There is also the expansion into other sports. I wish the GAA would use the term "women's gaelic football" rather than "ladies' gaelic football". Most of the women I know hate being called "ladies" except under certain circumstances. I do not know why the GAA does not call the game "women's gaelic football". There has been huge expansion into that area. There has also been an extraordinary revival of camogie, which 20 years ago liberal Ireland would have regarded as a leftover from the past. Now, it has become important. The GAA is an extraordinary organisation which has reinvented itself extremely well. It deserves support from the State and that support should not depend on whether it is prepared to allow Croke Park to be used for other sports.

Croke Park was an extraordinarily brave and farsighted undertaking. If the GAA had not undertaken the Croke Park project, neither of the other two organisations would have had the vision or imagination to think about something similar. Their view of what was achievable would have been far more modest without the example set by the biggest sporting organisation in the country. If the GAA had to pay its players any wages, no money would be available for such stadia.

One of the popular mythologies is that the GAA is loaded with money. The truth, however, is that there is no more transparent organisation in the country in terms of where money goes. It has always been so. If the GAA has a boom year with plenty of replays and so forth, every cent trickles back into every club in the country over the following 12 months. There is a false dichotomy, therefore, between Croke Park and Lansdowne Road.

I believe the GAA could take a hard headed commercial decision to let Croke Park be used by other sports when it suits the GAA. However, it is a matter for the GAA and is not related to any other issue. The organisation is entitled to take a view about competing sports. It is running a small sport in a tough competitive market and is in competition with sports, particularly soccer, that have saturation television coverage. To date, it has done a remarkable job to protect and preserve its identity.

The association's willingness to collaborate with TG4, which is not just about money but about a certain affection in the GAA for matters to do with the language and which allowed TG4, in turn, to let people have television access to matches that would otherwise not be broadcast, was an imaginative decision that was good for the GAA and TG4.

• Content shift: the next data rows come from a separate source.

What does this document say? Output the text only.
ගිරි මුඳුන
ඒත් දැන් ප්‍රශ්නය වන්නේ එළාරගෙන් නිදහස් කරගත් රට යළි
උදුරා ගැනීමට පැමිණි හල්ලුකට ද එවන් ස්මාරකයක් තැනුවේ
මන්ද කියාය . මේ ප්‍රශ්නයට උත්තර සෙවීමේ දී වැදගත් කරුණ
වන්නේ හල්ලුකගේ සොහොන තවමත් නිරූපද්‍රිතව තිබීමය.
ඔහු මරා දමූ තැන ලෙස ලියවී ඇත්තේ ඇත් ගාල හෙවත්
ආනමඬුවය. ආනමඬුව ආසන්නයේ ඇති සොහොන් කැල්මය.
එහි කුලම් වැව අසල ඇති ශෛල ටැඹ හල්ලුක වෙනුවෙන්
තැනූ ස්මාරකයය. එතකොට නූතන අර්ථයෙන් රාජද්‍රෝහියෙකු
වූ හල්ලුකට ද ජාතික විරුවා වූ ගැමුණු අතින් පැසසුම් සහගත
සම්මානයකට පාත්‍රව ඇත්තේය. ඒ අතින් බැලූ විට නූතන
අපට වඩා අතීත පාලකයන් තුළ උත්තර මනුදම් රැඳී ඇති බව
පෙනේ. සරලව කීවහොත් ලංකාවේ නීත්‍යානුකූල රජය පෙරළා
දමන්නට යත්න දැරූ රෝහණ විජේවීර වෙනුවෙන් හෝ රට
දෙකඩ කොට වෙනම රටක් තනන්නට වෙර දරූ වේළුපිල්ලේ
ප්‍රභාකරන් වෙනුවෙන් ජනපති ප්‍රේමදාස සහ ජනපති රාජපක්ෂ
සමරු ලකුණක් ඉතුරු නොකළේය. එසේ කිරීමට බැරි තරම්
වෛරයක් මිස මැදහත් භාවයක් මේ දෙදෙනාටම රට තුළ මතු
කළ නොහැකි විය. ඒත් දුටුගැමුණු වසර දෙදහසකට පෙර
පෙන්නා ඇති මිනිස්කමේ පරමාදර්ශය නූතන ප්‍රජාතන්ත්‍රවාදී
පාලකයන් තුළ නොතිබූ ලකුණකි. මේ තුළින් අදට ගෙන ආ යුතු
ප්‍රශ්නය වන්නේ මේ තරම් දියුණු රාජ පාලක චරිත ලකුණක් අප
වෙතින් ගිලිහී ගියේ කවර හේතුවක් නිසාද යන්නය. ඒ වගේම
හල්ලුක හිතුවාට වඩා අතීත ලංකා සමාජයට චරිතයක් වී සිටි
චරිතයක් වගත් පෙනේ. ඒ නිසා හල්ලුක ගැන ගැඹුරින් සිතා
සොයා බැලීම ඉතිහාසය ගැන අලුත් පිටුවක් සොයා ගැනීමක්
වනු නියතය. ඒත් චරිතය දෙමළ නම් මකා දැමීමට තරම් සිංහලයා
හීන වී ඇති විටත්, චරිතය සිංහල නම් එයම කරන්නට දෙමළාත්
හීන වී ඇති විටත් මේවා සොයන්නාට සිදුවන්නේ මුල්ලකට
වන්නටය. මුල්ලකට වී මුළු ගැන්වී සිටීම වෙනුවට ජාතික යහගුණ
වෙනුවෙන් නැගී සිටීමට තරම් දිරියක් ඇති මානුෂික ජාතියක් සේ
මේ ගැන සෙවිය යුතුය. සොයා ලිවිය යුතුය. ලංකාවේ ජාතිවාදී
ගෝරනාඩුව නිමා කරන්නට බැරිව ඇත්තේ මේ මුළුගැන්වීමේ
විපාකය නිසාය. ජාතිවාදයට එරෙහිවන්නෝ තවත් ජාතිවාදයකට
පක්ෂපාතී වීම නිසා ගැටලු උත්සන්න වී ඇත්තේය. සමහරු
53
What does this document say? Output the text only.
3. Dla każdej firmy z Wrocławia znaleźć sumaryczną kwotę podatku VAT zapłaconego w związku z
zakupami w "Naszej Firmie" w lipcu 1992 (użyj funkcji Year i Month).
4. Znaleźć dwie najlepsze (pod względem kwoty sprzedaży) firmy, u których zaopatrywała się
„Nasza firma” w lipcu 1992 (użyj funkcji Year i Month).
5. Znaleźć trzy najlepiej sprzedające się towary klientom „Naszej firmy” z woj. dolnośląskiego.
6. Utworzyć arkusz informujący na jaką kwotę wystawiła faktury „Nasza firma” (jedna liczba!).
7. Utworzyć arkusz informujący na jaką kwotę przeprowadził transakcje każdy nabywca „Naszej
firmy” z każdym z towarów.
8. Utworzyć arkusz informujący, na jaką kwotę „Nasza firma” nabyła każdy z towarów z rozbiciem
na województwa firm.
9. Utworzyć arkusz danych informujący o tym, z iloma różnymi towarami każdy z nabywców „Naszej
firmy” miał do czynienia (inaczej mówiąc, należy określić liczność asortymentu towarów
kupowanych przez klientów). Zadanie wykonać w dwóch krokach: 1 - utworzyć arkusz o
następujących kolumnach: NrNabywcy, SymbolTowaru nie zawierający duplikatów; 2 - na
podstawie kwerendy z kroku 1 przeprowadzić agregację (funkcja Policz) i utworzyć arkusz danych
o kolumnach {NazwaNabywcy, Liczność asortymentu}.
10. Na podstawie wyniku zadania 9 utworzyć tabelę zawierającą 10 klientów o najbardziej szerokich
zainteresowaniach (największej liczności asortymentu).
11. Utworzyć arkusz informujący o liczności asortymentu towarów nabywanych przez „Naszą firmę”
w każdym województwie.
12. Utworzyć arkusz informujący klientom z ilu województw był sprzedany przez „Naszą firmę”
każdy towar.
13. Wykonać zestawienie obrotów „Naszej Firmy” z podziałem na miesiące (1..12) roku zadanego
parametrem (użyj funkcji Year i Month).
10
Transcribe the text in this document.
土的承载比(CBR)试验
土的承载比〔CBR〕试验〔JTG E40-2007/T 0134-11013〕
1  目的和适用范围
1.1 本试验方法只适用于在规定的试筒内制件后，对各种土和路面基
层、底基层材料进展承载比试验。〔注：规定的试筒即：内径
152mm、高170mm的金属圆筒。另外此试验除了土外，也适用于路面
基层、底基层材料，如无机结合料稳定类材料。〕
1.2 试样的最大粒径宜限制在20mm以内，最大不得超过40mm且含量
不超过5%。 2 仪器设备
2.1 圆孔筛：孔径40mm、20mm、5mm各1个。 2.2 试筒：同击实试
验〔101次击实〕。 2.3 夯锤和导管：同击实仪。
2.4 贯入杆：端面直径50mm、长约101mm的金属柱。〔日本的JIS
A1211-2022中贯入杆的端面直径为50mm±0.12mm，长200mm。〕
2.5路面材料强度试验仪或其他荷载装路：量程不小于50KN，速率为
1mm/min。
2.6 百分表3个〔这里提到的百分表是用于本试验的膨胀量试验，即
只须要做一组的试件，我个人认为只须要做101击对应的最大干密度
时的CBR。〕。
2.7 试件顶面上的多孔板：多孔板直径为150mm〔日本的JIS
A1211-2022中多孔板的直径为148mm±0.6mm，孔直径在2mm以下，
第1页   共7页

The next stage after Lansdowne Road must be a well focused public commitment to the development of good quality sporting facilities throughout the country. Clubs in small towns and parishes throughout rural and urban Ireland should not have to spend endless hours working to raise €10,000 or €15,000 for better dressing rooms. We have moved beyond that point. We should recognise the community contribution of organisations such as the GAA and, through the national lottery or taxation, match local fundraising 50:50 or even 75:25. Sporting facilities are for everybody. The facilities a GAA club or a good rugby or soccer club provides in any town are not just about sport; they are places with which the community can identify and where it can meet and grow. Therefore, they are an investment in all of us.